6 thoughts on “The Weight of It All”

  1. Although you said you thought someone else could string together a set of quotes better than you to describe O’Brien’s book, your own description of your experience and selections from his book were nonetheless poetic. Thank you for a thoughtful and beautifully written post.

  2. I’d go further than “almost poetic.” I thought it was really poetic myself. I had the opportunity to see O’Brien speak, and I did ask him about that part of the book. He said it took over six months to do that part, because he took the time to metrically scan and arrange each line until it felt right. While it isn’t a coherent schema, his attention to metrics of it, I think, merits the poetic label.

  3. I appreciate your sharing about how you handled the war upon your return home. I have the feeling a number of men (and women) did the same. I always wondered, and still wonder, how we can send young people who are used to life in this country off to third-worlds to, of all things, fight a war! It seems incongruous to me, and is an ongoing source of sorrow, today more than ever, for me.

    The selections were well chosen, and your words, as usual, articulate.

  4. Hi, Loren,

    Many years ago, when I wsa just 18, I asked my father to tell me his stories in the Cultural Revolution. He said I will later, but he didn’t tell anything. Both my father’s and my mother’s family suffered unimaginably from 1950s to 1980s, and the effect has rooted into the memories of our generation. I always wonder why my father didn’t tell, his family, his health, his career, his life all shaped by the time. Maybe it’s too pain and terrible even to think about it, maybe he just didn’t want to cast a shadow onto my life. Fate was not fair to my parents’ generation, maybe forgetting is a kind of remedy. I wish no such terrible time come again at anytime to any place in teh world.

    It’s always a pleasant to read your blog. I also like what you wrote about “Fishing with my fahter.”

  5. It’s hard to say whether those things are just too hard to talk about or whether it seems meaningless to talk about them because there is nothing you can do to change them, yan. What’s done is done.
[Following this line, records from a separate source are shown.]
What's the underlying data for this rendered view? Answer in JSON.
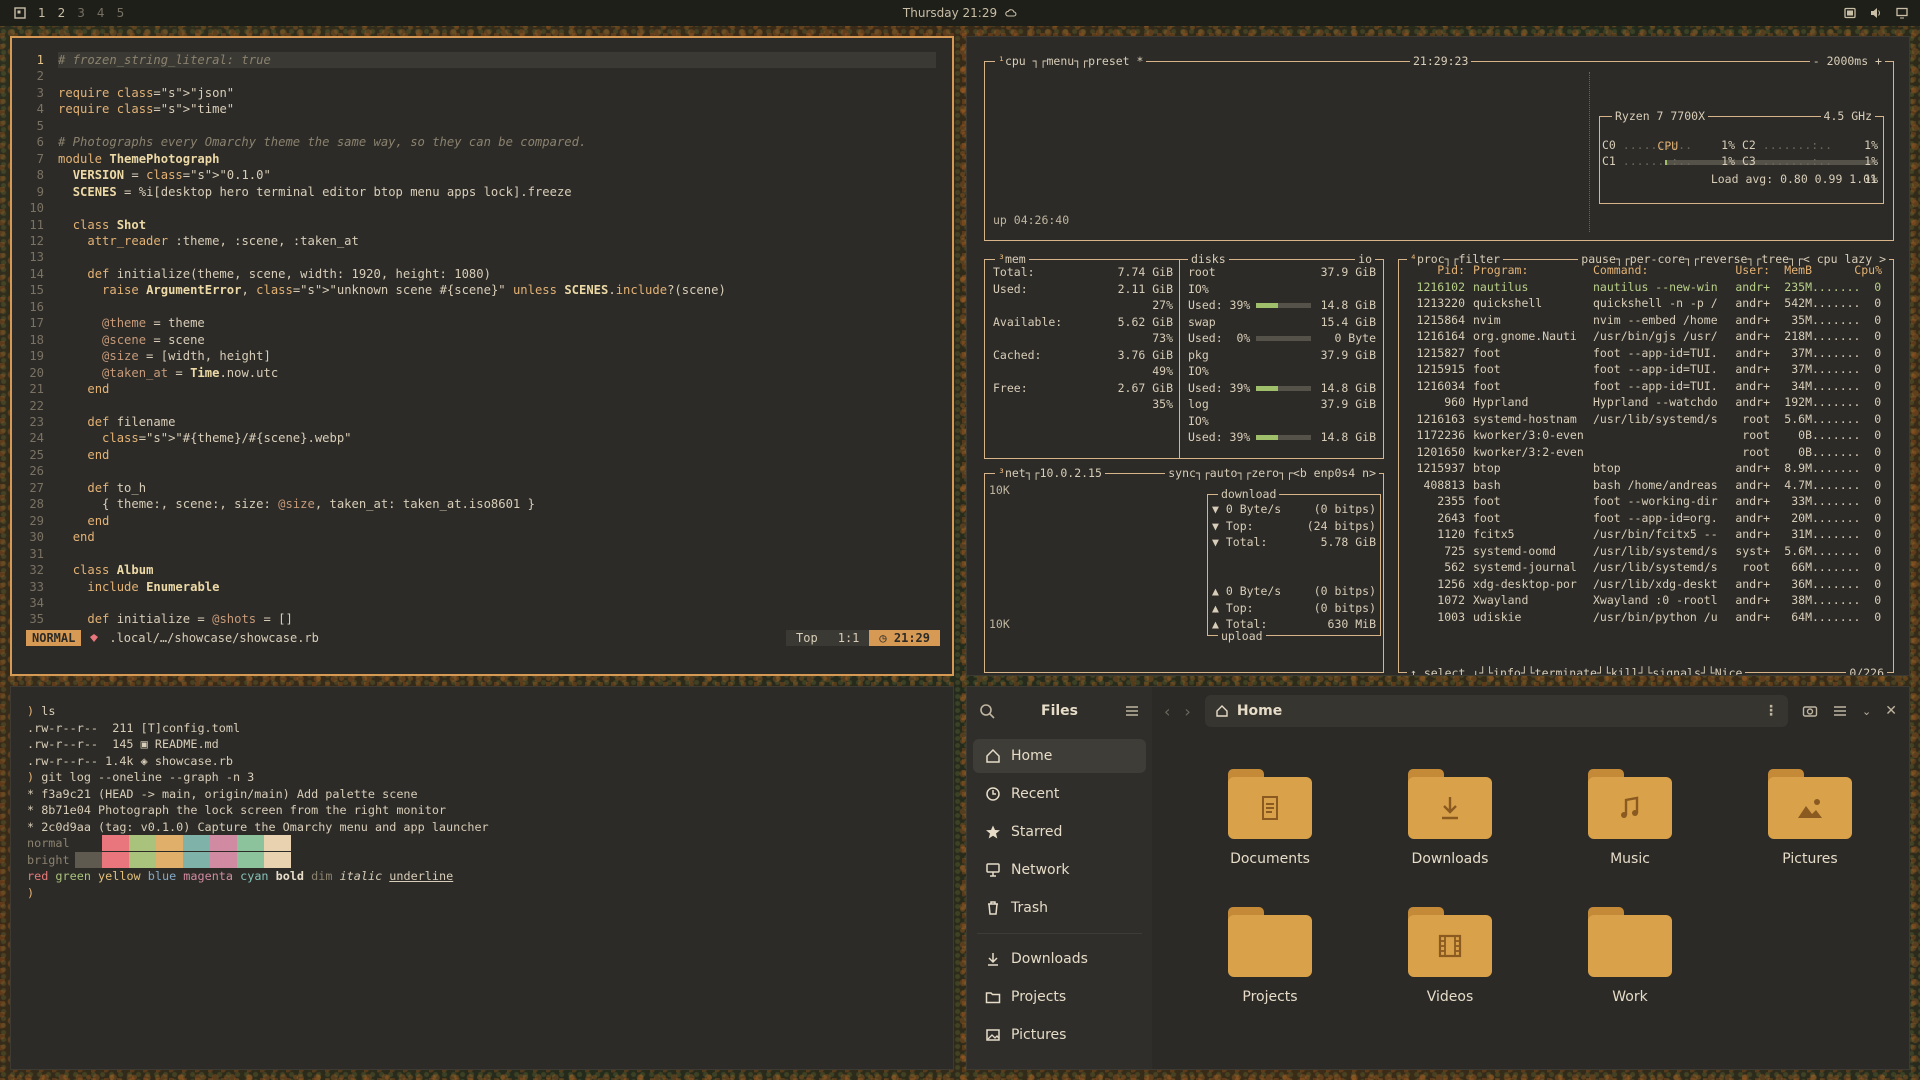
{
  "topbar": {
    "workspaces": [
      "1",
      "2",
      "3",
      "4",
      "5"
    ],
    "clock": "Thursday 21:29",
    "tray_icons": [
      "screen-icon",
      "volume-icon",
      "display-icon"
    ]
  },
  "editor": {
    "lines": [
      {
        "n": "1",
        "t": "# frozen_string_literal: true"
      },
      {
        "n": "2",
        "t": ""
      },
      {
        "n": "3",
        "t": "require \"json\""
      },
      {
        "n": "4",
        "t": "require \"time\""
      },
      {
        "n": "5",
        "t": ""
      },
      {
        "n": "6",
        "t": "# Photographs every Omarchy theme the same way, so they can be compared."
      },
      {
        "n": "7",
        "t": "module ThemePhotograph"
      },
      {
        "n": "8",
        "t": "  VERSION = \"0.1.0\""
      },
      {
        "n": "9",
        "t": "  SCENES = %i[desktop hero terminal editor btop menu apps lock].freeze"
      },
      {
        "n": "10",
        "t": ""
      },
      {
        "n": "11",
        "t": "  class Shot"
      },
      {
        "n": "12",
        "t": "    attr_reader :theme, :scene, :taken_at"
      },
      {
        "n": "13",
        "t": ""
      },
      {
        "n": "14",
        "t": "    def initialize(theme, scene, width: 1920, height: 1080)"
      },
      {
        "n": "15",
        "t": "      raise ArgumentError, \"unknown scene #{scene}\" unless SCENES.include?(scene)"
      },
      {
        "n": "16",
        "t": ""
      },
      {
        "n": "17",
        "t": "      @theme = theme"
      },
      {
        "n": "18",
        "t": "      @scene = scene"
      },
      {
        "n": "19",
        "t": "      @size = [width, height]"
      },
      {
        "n": "20",
        "t": "      @taken_at = Time.now.utc"
      },
      {
        "n": "21",
        "t": "    end"
      },
      {
        "n": "22",
        "t": ""
      },
      {
        "n": "23",
        "t": "    def filename"
      },
      {
        "n": "24",
        "t": "      \"#{theme}/#{scene}.webp\""
      },
      {
        "n": "25",
        "t": "    end"
      },
      {
        "n": "26",
        "t": ""
      },
      {
        "n": "27",
        "t": "    def to_h"
      },
      {
        "n": "28",
        "t": "      { theme:, scene:, size: @size, taken_at: taken_at.iso8601 }"
      },
      {
        "n": "29",
        "t": "    end"
      },
      {
        "n": "30",
        "t": "  end"
      },
      {
        "n": "31",
        "t": ""
      },
      {
        "n": "32",
        "t": "  class Album"
      },
      {
        "n": "33",
        "t": "    include Enumerable"
      },
      {
        "n": "34",
        "t": ""
      },
      {
        "n": "35",
        "t": "    def initialize = @shots = []"
      }
    ],
    "status": {
      "mode": "NORMAL",
      "file": ".local/…/showcase/showcase.rb",
      "pos_label": "Top",
      "cursor": "1:1",
      "time": "21:29"
    }
  },
  "btop": {
    "cpu": {
      "title": "cpu",
      "menu": "menu",
      "preset": "preset *",
      "time": "21:29:23",
      "interval": "- 2000ms +",
      "uptime": "up 04:26:40",
      "model": "Ryzen 7 7700X",
      "freq": "4.5 GHz",
      "total_label": "CPU",
      "total_pct": "1%",
      "cores": [
        {
          "name": "C0",
          "pct": "1%"
        },
        {
          "name": "C2",
          "pct": "1%"
        },
        {
          "name": "C1",
          "pct": "1%"
        },
        {
          "name": "C3",
          "pct": "1%"
        }
      ],
      "load": "Load avg: 0.80 0.99 1.01"
    },
    "mem": {
      "title": "mem",
      "rows": [
        {
          "label": "Total:",
          "value": "7.74 GiB"
        },
        {
          "label": "Used:",
          "value": "2.11 GiB"
        },
        {
          "label": "",
          "value": "27%"
        },
        {
          "label": "Available:",
          "value": "5.62 GiB"
        },
        {
          "label": "",
          "value": "73%"
        },
        {
          "label": "Cached:",
          "value": "3.76 GiB"
        },
        {
          "label": "",
          "value": "49%"
        },
        {
          "label": "Free:",
          "value": "2.67 GiB"
        },
        {
          "label": "",
          "value": "35%"
        }
      ]
    },
    "disks": {
      "title": "disks",
      "io": "io",
      "rows": [
        {
          "label": "root",
          "value": "37.9 GiB"
        },
        {
          "label": "IO%",
          "value": ""
        },
        {
          "label": "Used: 39%",
          "value": "14.8 GiB",
          "fill": 0.39
        },
        {
          "label": "swap",
          "value": "15.4 GiB"
        },
        {
          "label": "Used:  0%",
          "value": "0 Byte",
          "fill": 0
        },
        {
          "label": "pkg",
          "value": "37.9 GiB"
        },
        {
          "label": "IO%",
          "value": ""
        },
        {
          "label": "Used: 39%",
          "value": "14.8 GiB",
          "fill": 0.39
        },
        {
          "label": "log",
          "value": "37.9 GiB"
        },
        {
          "label": "IO%",
          "value": ""
        },
        {
          "label": "Used: 39%",
          "value": "14.8 GiB",
          "fill": 0.39
        }
      ]
    },
    "net": {
      "title": "net",
      "ip": "10.0.2.15",
      "sync": "sync",
      "auto": "auto",
      "zero": "zero",
      "iface": "<b enp0s4 n>",
      "scale_top": "10K",
      "scale_bottom": "10K",
      "download_label": "download",
      "upload_label": "upload",
      "down": [
        {
          "k": "▼ 0 Byte/s",
          "v": "(0 bitps)"
        },
        {
          "k": "▼ Top:",
          "v": "(24 bitps)"
        },
        {
          "k": "▼ Total:",
          "v": "5.78 GiB"
        }
      ],
      "up": [
        {
          "k": "▲ 0 Byte/s",
          "v": "(0 bitps)"
        },
        {
          "k": "▲ Top:",
          "v": "(0 bitps)"
        },
        {
          "k": "▲ Total:",
          "v": "630 MiB"
        }
      ]
    },
    "proc": {
      "title": "proc",
      "filter": "filter",
      "pause": "pause",
      "per_core": "per-core",
      "reverse": "reverse",
      "tree": "tree",
      "sort": "< cpu lazy >",
      "headers": [
        "Pid:",
        "Program:",
        "Command:",
        "User:",
        "MemB",
        "Cpu%"
      ],
      "rows": [
        [
          "1216102",
          "nautilus",
          "nautilus --new-win",
          "andr+",
          "235M",
          "0.0"
        ],
        [
          "1213220",
          "quickshell",
          "quickshell -n -p /",
          "andr+",
          "542M",
          "0.0"
        ],
        [
          "1215864",
          "nvim",
          "nvim --embed /home",
          "andr+",
          "35M",
          "0.1"
        ],
        [
          "1216164",
          "org.gnome.Nauti",
          "/usr/bin/gjs /usr/",
          "andr+",
          "218M",
          "0.0"
        ],
        [
          "1215827",
          "foot",
          "foot --app-id=TUI.",
          "andr+",
          "37M",
          "0.0"
        ],
        [
          "1215915",
          "foot",
          "foot --app-id=TUI.",
          "andr+",
          "37M",
          "0.0"
        ],
        [
          "1216034",
          "foot",
          "foot --app-id=TUI.",
          "andr+",
          "34M",
          "0.0"
        ],
        [
          "960",
          "Hyprland",
          "Hyprland --watchdo",
          "andr+",
          "192M",
          "0.1"
        ],
        [
          "1216163",
          "systemd-hostnam",
          "/usr/lib/systemd/s",
          "root",
          "5.6M",
          "0.0"
        ],
        [
          "1172236",
          "kworker/3:0-even",
          "",
          "root",
          "0B",
          "0.0"
        ],
        [
          "1201650",
          "kworker/3:2-even",
          "",
          "root",
          "0B",
          "0.0"
        ],
        [
          "1215937",
          "btop",
          "btop",
          "andr+",
          "8.9M",
          "0.1"
        ],
        [
          "408813",
          "bash",
          "bash /home/andreas",
          "andr+",
          "4.7M",
          "0.0"
        ],
        [
          "2355",
          "foot",
          "foot --working-dir",
          "andr+",
          "33M",
          "0.0"
        ],
        [
          "2643",
          "foot",
          "foot --app-id=org.",
          "andr+",
          "20M",
          "0.0"
        ],
        [
          "1120",
          "fcitx5",
          "/usr/bin/fcitx5 --",
          "andr+",
          "31M",
          "0.0"
        ],
        [
          "725",
          "systemd-oomd",
          "/usr/lib/systemd/s",
          "syst+",
          "5.6M",
          "0.0"
        ],
        [
          "562",
          "systemd-journal",
          "/usr/lib/systemd/s",
          "root",
          "66M",
          "0.0"
        ],
        [
          "1256",
          "xdg-desktop-por",
          "/usr/lib/xdg-deskt",
          "andr+",
          "36M",
          "0.0"
        ],
        [
          "1072",
          "Xwayland",
          "Xwayland :0 -rootl",
          "andr+",
          "38M",
          "0.0"
        ],
        [
          "1003",
          "udiskie",
          "/usr/bin/python /u",
          "andr+",
          "64M",
          "0.0"
        ]
      ],
      "footer": {
        "select": "↑ select ↓",
        "info": "info",
        "terminate": "terminate",
        "kill": "kill",
        "signals": "signals",
        "nice": "Nice",
        "count": "0/226"
      }
    }
  },
  "terminal": {
    "lines": [
      {
        "p": ") ",
        "t": "ls"
      },
      {
        "p": "",
        "t": ".rw-r--r--  211 [T]config.toml"
      },
      {
        "p": "",
        "t": ".rw-r--r--  145 ▣ README.md"
      },
      {
        "p": "",
        "t": ".rw-r--r-- 1.4k ◈ showcase.rb"
      },
      {
        "p": ") ",
        "t": "git log --oneline --graph -n 3"
      },
      {
        "p": "",
        "t": "* f3a9c21 (HEAD -> main, origin/main) Add palette scene"
      },
      {
        "p": "",
        "t": "* 8b71e04 Photograph the lock screen from the right monitor"
      },
      {
        "p": "",
        "t": "* 2c0d9aa (tag: v0.1.0) Capture the Omarchy menu and app launcher"
      }
    ],
    "palette_normal_label": "normal",
    "palette_bright_label": "bright",
    "palette": [
      "#5f5a50",
      "#e8767c",
      "#a9c27c",
      "#e0b06a",
      "#7fb3a9",
      "#d08aa1",
      "#8cc29c",
      "#e8d2b0"
    ],
    "styles_line": [
      "red",
      "green",
      "yellow",
      "blue",
      "magenta",
      "cyan",
      "bold",
      "dim",
      "italic",
      "underline"
    ],
    "style_colors": [
      "#e87a7a",
      "#a9c27c",
      "#e3c07a",
      "#84a9c7",
      "#d08aa1",
      "#86c2b8",
      "#e6dcc8",
      "#8b826f",
      "#d8cdb8",
      "#d8cdb8"
    ],
    "final_prompt": ")"
  },
  "files": {
    "title": "Files",
    "sidebar": [
      {
        "label": "Home",
        "icon": "home-icon",
        "active": true
      },
      {
        "label": "Recent",
        "icon": "clock-icon"
      },
      {
        "label": "Starred",
        "icon": "star-icon"
      },
      {
        "label": "Network",
        "icon": "network-icon"
      },
      {
        "label": "Trash",
        "icon": "trash-icon"
      }
    ],
    "bookmarks": [
      {
        "label": "Downloads",
        "icon": "download-icon"
      },
      {
        "label": "Projects",
        "icon": "folder-icon"
      },
      {
        "label": "Pictures",
        "icon": "image-icon"
      }
    ],
    "path": "Home",
    "folders": [
      {
        "label": "Documents",
        "icon": "document"
      },
      {
        "label": "Downloads",
        "icon": "download"
      },
      {
        "label": "Music",
        "icon": "music"
      },
      {
        "label": "Pictures",
        "icon": "picture"
      },
      {
        "label": "Projects",
        "icon": ""
      },
      {
        "label": "Videos",
        "icon": "film"
      },
      {
        "label": "Work",
        "icon": ""
      }
    ]
  }
}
    Of course, looked in that light, it seem America has forgotten much of what we supposedly learned from the Vietnam War, so what’s done is repeated endlessly unless we can somehow manage to learn from it.

  6. Thank you for thoughts about your experience with Vietnam and Tim O’Brien’s book. I still have not fully integrated my experiences of loving a man who was in Vietnam in 1970 while I waited for him to come home. Your words, your experience of “avoiding those I loved as much as possible,” bring to mind my bewildering experience with the man I love after he returned from Vietnam. Although I was not in Vietnam, I have been called a Vietnam veteran, too. We shared about six confusing disorienting months together after he returned from Vietnam. He eventually became a fine carpenter, but alcohol and drugs and something unresolved that he wouldn’t talk about took that away from him. Sometimes I wonder why I feel so tired. The burdens we carry are heavy, but it is good to remember that we don’t carry them alone.